(Bloomberg) -- Michigan Attorney General Dana Nessel, a pioneer in the US fight for marriage equality, warned that same-sex couples may be next to lose rights after the nation’s top court overturned the landmark Roe V. Wade decision.

Nessel, Michigan’s first openly gay statewide office holder and a key player in the US Supreme Court’s 2015 ruling legalizing same-sex marriage, said Justice Clarence Thomas’s concurring opinion in Friday’s anti-Roe decision presents “an invitation” to opponents of marriage equality. She also said the court has devolved into a “partisan tool.” 

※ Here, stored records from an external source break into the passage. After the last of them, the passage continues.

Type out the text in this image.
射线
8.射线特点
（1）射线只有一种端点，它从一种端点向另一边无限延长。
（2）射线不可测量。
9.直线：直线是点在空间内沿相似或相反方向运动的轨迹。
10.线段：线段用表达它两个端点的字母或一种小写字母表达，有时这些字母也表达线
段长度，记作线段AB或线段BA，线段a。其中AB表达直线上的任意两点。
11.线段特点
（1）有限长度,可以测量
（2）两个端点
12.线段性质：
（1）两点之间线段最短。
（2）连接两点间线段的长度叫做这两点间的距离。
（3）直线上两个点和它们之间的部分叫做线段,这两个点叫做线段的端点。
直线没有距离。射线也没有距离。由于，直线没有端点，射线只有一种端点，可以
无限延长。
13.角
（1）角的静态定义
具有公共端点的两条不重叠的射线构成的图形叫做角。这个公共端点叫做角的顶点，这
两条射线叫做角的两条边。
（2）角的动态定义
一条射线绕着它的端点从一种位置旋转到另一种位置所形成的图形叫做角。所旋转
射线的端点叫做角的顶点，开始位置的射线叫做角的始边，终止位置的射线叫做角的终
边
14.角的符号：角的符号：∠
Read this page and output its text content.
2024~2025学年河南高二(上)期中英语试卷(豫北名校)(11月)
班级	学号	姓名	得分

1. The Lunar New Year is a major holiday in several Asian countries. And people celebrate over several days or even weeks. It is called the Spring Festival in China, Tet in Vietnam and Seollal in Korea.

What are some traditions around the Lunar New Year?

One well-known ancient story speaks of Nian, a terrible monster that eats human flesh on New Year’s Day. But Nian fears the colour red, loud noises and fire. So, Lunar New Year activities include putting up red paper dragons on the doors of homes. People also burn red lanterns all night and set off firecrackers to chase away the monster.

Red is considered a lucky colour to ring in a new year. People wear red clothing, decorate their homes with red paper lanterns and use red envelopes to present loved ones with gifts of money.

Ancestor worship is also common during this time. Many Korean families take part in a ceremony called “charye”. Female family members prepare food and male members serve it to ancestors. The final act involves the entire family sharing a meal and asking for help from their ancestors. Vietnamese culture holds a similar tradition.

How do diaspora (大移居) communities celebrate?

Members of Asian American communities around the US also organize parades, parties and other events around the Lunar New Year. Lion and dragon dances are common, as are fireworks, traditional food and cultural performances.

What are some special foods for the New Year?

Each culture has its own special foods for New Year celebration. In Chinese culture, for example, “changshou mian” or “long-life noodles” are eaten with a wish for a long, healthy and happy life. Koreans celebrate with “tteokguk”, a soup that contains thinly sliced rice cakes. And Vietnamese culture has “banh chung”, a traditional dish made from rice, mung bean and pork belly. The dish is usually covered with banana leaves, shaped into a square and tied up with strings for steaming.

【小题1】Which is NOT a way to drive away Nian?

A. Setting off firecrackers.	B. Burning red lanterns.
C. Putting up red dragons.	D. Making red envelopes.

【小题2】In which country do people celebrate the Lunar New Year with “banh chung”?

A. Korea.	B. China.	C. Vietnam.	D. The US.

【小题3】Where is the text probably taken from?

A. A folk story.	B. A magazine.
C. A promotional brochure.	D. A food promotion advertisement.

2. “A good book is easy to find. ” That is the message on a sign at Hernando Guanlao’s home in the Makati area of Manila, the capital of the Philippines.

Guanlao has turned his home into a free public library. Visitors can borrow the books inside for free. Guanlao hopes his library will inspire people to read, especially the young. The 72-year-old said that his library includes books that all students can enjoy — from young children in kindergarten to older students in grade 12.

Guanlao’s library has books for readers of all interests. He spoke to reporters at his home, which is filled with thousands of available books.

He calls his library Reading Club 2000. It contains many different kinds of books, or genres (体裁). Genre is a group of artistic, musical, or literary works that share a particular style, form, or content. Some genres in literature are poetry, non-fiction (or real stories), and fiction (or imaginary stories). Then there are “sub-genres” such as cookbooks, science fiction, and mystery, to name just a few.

“It’s going to do even more damage to the United States Supreme Court. Nobody is going to respect their rulings,” Nessel, a Democrat, told reporters after speaking on the steps of the state capitol in Lansing at a Pride rally Sunday. “I don’t know that people respect their rulings right now because everyone sees it as being so hyper-political. And there was a time that the United States Supreme Court was just not viewed as simply a partisan tool.”

As a private attorney in 2014, Nessel successfully argued before the state supreme court that a law banning same-sex marriage was unconstitutional. That case, DeBoer v. Snyder, was eventually combined with others and appealed to the US Supreme Court as Obergefell v. Hodges, which legalized same-sex marriage nationwide.